Une « initiative de Vienne » pour la dette grecque aurait un effet symbolique
Une restructuration douce de la dette grecque ayant été écartée par la Banque centrale européenne et certains dirigeants politiques, un autre moyen de faire participer les banques au sauvetage du pays a émergé ces derniers jours. Il consisterait à obtenir des banques détenant des obligations d’Etat grecques qu’elles rachètent des nouveaux titres lorsque les précédents arrivent à maturité. L’un des membres du directoire de la BCE, Lorenzo Bini Smaghi, a évoqué cette option, comme un élément, parmi d’autres, qui permettrait de couvrir les besoins de financement de la Grèce pour 2012 et 2013, soit 60 à 70 milliards d’euros. La première moitié serait apportée par le FMI et les Etats européens, et la seconde serait générée par les privatisations, des émissions à court terme et «le roulement des positions, en particulier par les banques grecques», a-t-il expliqué dans un entretien au Financial Times du 29 mai. Les tombées de la Grèce s’élèvent à 37 milliards d’euros d’ici à août 2012, d’après la recherche taux de SG CIB.

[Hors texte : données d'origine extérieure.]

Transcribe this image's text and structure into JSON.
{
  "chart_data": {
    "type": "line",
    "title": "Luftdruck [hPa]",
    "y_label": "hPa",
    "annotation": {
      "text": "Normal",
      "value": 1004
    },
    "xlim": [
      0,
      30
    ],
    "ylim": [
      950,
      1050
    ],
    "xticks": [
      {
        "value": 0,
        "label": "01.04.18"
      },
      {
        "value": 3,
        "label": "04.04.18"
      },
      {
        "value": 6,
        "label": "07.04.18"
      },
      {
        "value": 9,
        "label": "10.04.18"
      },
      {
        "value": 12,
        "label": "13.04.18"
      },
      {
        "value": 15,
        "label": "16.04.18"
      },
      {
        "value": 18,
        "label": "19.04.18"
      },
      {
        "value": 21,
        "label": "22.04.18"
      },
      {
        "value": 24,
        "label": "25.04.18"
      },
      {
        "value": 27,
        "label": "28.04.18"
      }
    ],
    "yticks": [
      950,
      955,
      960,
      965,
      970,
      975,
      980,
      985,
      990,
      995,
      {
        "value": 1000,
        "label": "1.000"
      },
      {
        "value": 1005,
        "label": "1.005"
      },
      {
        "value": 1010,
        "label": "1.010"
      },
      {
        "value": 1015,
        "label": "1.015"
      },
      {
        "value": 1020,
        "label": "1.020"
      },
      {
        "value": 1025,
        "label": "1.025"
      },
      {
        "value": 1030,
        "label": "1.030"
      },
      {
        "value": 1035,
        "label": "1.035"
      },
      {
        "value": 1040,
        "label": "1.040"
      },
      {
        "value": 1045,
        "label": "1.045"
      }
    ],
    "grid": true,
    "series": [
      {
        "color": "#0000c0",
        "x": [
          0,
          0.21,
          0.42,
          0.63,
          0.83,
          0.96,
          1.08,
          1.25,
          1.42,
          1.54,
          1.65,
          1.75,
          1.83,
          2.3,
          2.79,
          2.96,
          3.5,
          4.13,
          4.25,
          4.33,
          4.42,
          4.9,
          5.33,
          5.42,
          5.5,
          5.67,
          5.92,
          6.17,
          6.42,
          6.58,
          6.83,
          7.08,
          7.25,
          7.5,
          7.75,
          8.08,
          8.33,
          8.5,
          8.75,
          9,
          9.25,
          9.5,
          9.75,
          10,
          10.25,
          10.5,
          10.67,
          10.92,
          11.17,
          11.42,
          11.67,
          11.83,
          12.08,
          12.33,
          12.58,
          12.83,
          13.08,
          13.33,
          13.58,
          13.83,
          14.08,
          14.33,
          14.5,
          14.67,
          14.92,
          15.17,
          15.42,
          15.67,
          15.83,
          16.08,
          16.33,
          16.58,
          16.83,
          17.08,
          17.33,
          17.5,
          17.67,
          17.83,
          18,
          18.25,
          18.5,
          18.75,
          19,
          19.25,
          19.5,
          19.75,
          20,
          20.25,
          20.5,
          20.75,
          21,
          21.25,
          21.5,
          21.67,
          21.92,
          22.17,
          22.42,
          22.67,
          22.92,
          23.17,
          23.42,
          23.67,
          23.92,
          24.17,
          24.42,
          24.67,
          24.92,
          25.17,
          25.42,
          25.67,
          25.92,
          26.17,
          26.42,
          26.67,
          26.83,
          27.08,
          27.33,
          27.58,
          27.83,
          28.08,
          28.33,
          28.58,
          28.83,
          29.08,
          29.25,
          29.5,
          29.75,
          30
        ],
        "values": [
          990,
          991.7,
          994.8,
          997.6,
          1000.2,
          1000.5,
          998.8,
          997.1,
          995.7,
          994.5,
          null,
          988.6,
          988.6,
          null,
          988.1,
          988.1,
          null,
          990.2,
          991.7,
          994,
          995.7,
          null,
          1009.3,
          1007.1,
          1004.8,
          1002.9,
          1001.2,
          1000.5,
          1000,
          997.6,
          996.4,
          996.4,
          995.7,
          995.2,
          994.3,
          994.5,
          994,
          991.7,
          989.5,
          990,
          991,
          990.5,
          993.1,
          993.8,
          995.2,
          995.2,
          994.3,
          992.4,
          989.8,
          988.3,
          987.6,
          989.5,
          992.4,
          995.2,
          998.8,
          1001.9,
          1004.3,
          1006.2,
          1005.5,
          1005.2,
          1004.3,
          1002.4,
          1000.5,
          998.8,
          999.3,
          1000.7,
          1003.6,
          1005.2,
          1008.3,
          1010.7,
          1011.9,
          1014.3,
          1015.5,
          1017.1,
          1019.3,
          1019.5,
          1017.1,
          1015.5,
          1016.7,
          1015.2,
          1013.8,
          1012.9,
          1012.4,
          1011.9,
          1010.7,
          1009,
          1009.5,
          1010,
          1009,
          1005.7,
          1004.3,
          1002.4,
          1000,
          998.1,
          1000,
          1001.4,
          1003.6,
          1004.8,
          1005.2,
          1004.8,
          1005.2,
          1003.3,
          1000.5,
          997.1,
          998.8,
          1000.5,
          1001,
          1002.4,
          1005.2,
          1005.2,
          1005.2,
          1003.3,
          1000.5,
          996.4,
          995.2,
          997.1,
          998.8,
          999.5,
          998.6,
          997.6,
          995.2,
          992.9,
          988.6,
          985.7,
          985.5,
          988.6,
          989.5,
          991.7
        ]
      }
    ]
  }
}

Cette solution, qui s’apparente à l’initiative de Vienne de 2009 pour traiter la crise en Europe centrale, «fait figure de solution technique pour permettre aux dirigeants européens d’affirmer que les banques participent au sauvetage de la Grèce, en contrepartie d’une deuxième ligne d’aide publique», explique Etienne Pourny, président de Stelphia Asset Management. Les banques françaises s’y étaient déjà engagées en mai 2010 lors de l’octroi du premier plan d’aide à Athènes.
Mais sa mise en œuvre s’annonce délicate, pour des effets certainement limités. Comme les porteurs de dette grecque sont non seulement des banques, mais aussi des hedge funds, des compagnies d’assurance et des fonds de pension, il sera difficile de les persuader tous de participer à l’initiative, soulignent les économistes de marché de BNP Paribas. Si les banques grecques sont les seules concernées, comme le propose Lorenzo Bini Smaghi, les bénéfices seraient moindres. Les banques domestiques détiennent 46 milliards d’euros d’obligations d’Etat grecques et les étrangères environ 40 milliards. Surtout, une initiative de Vienne «ne résout pas le problème de l’endettement trop important du pays. Elle réduirait simplement les problèmes de liquidité. Cela revient à déplacer les chaises longues sur le Titanic», concluent les économistes de marché de BNP Paribas.